Peut-on
considérer la fatwa de la commission du ministère des Affaires religieuses et
des Wakfs, à propos de la non-déclaration d'un cas de
Covid-19, comme une forme d'incitation à la délation qui pourrait conduire à la
création d'un climat de suspicion social ? La fatwa en question, qui juge que
tout cas de contamination au nouveau coronavirus qui serait consciemment caché,
ou non déclaré, était un acte religieusement proscrit, jugeant qu'il était
impératif d'en informer les autorités compétentes, doit bien s'inspirer d'une
interprétation religieuse, on doit bien le croire même si aucun argument n'est
ajouté dans ce sens, mais elle se prête également à l'évaluation de ses conséquences
sociales afin de peser sa pertinence. Quand il s'agit de
l'individu ou ses proches, qui ne déclarent pas un cas de maladie contagieuse,
et qui mettent ainsi en danger leur propre vie et celle d'autrui, on peut
comprendre la condamnation d'un tel comportement, pas seulement sur le plan
moral ou religieux mais également celui de la responsabilité pénale (la mise en
danger de la vie d'autrui réprimée par la loi), mais on n'est pas loin de
l'instauration d'un climat de suspicion, sinon en plein dedans, quand le cercle
de cette condamnation s'élargit à d'autres personnes. La décision est
individuelle et familiale d'opter pour une consultation des spécialistes si
l'on suspecte l'apparition de symptômes du coronavirus, pour se soumettre
impérativement au confinement sanitaire et au traitement. Donc, il est très
juste de considérer que «quiconque vient à taire son atteinte (au Covid-19)
entraînant ainsi la contamination d'autres personnes aura commis un péché»,
mais pour déclarer complice de cet acte proscrit celui qui en est «informé» et
omet de le déclarer, le pas est difficile à franchir pour moult raisons
objectives. D'une part, les gens ne sont pas habilités à
juger qui a le coronavirus et qui ne l'a pas, puisque seul un spécialiste peut
rendre sa conclusion là-dessus, lui-même, pas avant d'avoir en main les
résultats des analyses, et d'autre part, cette forme de «coopération»

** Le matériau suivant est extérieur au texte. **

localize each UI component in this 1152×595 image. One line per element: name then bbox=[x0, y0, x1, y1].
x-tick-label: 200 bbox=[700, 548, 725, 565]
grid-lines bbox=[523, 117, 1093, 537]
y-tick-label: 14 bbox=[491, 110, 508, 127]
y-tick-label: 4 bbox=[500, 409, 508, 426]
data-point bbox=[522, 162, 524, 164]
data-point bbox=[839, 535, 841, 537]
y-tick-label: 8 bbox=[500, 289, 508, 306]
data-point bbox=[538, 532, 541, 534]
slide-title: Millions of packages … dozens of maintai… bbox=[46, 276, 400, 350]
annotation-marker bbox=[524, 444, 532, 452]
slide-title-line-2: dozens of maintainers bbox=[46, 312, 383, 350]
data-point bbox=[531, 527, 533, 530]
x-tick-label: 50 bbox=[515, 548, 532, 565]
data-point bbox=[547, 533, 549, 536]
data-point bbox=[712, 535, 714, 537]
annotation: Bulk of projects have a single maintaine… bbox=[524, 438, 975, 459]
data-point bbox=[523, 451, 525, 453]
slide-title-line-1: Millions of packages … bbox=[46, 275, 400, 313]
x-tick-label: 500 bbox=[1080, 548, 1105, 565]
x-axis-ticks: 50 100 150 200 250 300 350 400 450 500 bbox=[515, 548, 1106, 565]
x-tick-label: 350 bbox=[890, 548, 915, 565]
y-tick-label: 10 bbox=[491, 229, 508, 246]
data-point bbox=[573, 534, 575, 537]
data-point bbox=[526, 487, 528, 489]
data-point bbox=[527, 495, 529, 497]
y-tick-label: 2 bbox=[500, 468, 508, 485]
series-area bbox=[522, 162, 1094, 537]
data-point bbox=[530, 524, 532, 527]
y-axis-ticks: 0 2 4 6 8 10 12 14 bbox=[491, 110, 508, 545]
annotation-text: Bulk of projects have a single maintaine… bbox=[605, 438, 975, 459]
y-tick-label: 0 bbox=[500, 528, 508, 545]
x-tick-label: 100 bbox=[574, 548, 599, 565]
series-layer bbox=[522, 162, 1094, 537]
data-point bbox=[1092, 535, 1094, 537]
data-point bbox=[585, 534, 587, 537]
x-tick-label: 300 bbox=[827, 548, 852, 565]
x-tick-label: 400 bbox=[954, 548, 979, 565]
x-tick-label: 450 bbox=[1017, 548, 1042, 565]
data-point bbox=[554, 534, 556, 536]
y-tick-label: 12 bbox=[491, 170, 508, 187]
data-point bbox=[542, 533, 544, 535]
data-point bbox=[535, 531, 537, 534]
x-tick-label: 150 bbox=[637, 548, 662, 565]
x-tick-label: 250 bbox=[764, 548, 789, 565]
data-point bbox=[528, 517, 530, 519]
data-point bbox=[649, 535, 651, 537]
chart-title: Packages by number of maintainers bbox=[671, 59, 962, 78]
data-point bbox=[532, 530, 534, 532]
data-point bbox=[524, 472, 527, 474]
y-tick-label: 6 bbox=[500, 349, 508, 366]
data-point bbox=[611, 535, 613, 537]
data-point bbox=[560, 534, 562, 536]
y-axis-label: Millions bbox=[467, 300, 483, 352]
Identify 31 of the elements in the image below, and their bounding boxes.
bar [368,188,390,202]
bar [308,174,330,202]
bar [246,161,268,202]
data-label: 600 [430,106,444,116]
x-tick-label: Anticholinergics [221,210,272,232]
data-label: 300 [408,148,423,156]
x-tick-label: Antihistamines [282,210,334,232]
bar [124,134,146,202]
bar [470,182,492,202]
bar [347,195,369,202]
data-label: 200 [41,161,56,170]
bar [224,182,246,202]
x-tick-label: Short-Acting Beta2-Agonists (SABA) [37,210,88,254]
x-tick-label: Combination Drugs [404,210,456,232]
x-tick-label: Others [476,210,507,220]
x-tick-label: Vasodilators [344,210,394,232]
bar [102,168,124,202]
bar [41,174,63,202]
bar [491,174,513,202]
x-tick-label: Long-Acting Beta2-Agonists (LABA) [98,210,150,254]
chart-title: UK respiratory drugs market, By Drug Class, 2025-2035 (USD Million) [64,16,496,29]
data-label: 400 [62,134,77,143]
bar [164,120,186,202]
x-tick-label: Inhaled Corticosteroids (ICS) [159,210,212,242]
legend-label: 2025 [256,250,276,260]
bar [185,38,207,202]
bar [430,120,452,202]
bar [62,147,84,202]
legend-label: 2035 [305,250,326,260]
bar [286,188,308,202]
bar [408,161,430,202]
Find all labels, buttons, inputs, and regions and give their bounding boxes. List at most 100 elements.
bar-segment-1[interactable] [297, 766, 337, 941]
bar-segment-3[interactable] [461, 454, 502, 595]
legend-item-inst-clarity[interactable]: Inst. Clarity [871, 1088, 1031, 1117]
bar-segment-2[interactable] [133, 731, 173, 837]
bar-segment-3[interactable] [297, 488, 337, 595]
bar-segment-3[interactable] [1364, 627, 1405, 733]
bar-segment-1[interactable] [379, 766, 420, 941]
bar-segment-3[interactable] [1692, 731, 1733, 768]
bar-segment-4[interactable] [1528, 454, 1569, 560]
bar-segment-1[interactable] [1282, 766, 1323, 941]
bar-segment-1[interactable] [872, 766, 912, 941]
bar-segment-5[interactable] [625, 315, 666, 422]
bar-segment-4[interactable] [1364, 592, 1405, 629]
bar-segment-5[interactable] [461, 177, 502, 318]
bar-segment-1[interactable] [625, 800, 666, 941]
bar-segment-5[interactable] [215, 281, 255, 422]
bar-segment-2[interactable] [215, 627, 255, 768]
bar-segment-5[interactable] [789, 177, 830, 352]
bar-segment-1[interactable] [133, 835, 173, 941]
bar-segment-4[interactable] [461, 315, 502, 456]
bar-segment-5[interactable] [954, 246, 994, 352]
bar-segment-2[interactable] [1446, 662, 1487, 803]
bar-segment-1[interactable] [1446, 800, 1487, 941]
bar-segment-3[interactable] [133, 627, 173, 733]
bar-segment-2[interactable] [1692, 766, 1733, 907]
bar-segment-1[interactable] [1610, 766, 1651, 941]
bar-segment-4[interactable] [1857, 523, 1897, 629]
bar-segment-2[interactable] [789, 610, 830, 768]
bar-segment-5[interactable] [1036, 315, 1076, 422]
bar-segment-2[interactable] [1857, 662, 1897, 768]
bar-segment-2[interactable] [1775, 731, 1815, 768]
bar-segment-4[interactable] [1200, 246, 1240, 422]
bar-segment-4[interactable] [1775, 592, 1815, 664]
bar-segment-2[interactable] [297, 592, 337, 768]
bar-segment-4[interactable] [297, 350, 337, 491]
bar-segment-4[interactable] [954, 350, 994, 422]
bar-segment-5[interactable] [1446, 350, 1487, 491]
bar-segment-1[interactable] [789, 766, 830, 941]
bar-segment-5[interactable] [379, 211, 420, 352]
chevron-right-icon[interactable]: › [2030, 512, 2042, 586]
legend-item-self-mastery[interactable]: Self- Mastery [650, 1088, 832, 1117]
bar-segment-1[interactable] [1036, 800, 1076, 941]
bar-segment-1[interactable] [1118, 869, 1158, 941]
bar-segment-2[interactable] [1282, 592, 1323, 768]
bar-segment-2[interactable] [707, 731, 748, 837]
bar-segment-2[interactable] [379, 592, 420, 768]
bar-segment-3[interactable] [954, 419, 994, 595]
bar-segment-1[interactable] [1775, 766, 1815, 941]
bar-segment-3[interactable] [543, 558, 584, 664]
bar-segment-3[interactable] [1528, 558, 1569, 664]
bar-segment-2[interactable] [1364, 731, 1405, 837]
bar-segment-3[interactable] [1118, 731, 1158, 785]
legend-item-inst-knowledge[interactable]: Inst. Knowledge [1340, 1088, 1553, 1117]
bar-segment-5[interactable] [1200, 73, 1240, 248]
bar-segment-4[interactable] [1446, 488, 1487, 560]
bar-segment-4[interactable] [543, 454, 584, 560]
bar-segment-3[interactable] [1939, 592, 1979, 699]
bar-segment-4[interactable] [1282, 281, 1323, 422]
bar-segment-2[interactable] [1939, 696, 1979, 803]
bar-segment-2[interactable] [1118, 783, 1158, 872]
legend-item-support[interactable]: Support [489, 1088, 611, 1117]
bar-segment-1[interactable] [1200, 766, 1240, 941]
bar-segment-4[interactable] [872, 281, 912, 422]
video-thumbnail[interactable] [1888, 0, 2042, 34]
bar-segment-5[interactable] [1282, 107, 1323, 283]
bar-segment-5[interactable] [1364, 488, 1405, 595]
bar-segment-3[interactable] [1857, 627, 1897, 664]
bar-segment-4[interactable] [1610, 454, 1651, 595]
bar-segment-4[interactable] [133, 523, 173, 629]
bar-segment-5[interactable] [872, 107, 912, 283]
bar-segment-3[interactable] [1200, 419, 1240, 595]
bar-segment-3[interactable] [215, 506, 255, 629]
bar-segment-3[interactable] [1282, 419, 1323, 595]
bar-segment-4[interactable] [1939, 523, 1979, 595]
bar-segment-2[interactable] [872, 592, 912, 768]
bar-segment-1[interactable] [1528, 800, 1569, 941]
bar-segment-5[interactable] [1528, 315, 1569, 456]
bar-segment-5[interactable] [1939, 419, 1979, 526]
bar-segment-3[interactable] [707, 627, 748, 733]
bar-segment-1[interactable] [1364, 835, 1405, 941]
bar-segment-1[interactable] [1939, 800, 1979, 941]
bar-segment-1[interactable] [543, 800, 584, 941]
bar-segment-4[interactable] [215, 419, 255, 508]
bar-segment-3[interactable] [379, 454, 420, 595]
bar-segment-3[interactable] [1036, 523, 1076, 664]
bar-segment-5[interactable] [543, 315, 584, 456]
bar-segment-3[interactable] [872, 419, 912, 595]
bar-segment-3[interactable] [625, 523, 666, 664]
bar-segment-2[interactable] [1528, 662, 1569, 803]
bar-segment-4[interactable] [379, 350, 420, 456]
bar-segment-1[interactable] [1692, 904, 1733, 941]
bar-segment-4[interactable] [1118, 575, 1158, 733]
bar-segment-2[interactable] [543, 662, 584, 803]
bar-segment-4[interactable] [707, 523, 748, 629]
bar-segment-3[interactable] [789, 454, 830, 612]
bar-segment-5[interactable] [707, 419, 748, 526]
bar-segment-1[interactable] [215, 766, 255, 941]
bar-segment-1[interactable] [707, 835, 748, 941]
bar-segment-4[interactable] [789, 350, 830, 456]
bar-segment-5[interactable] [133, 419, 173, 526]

recherchée à travers le signalement de cette maladie infectieuse dont on a été
« informé » d'une manière qui ne peut être que vague et incertaine, puisque ne
reposant sur aucun diagnostic scientifique, déboucherait inévitablement sur une
alarme digne d'un état de guerre. On est, déjà, assez éprouvé par cette
terrible maladie pour ne pas en rajouter un quelconque autre malaise social. Ne
doit-on pas de ce fait limiter cette fatwa aux seules personnes concernées par
la maladie et à leurs proches ? Toute la société doit s'impliquer dans une
lutte commune contre la propagation de la pandémie du coronavirus, c'est une
certitude immuable, mais cela fait appel, dans ce cas précis, au civisme et à
la conscience de chaque individu. Et puis, cette fatwa à propos de la
non-déclaration de la maladie aux autorités compétentes ne devrait-elle pas
s'élargir pour toucher également ceux qui ne respectent pas le confinement, cet
autre vecteur de risque de propagation de l'épidémie, et inciter les gens à se
surveiller entre voisins ? Effectivement, la ligne est mince qui séparerait la
recherche du bien commun et la surveillance abusive des autres. Relevons que la
même fatwa proscrit l'organisation des tables d'Iftar
durant le Ramadhan mais évite soigneusement de parler de la prière des tarawihs qui rassemble des milliers de fidèles.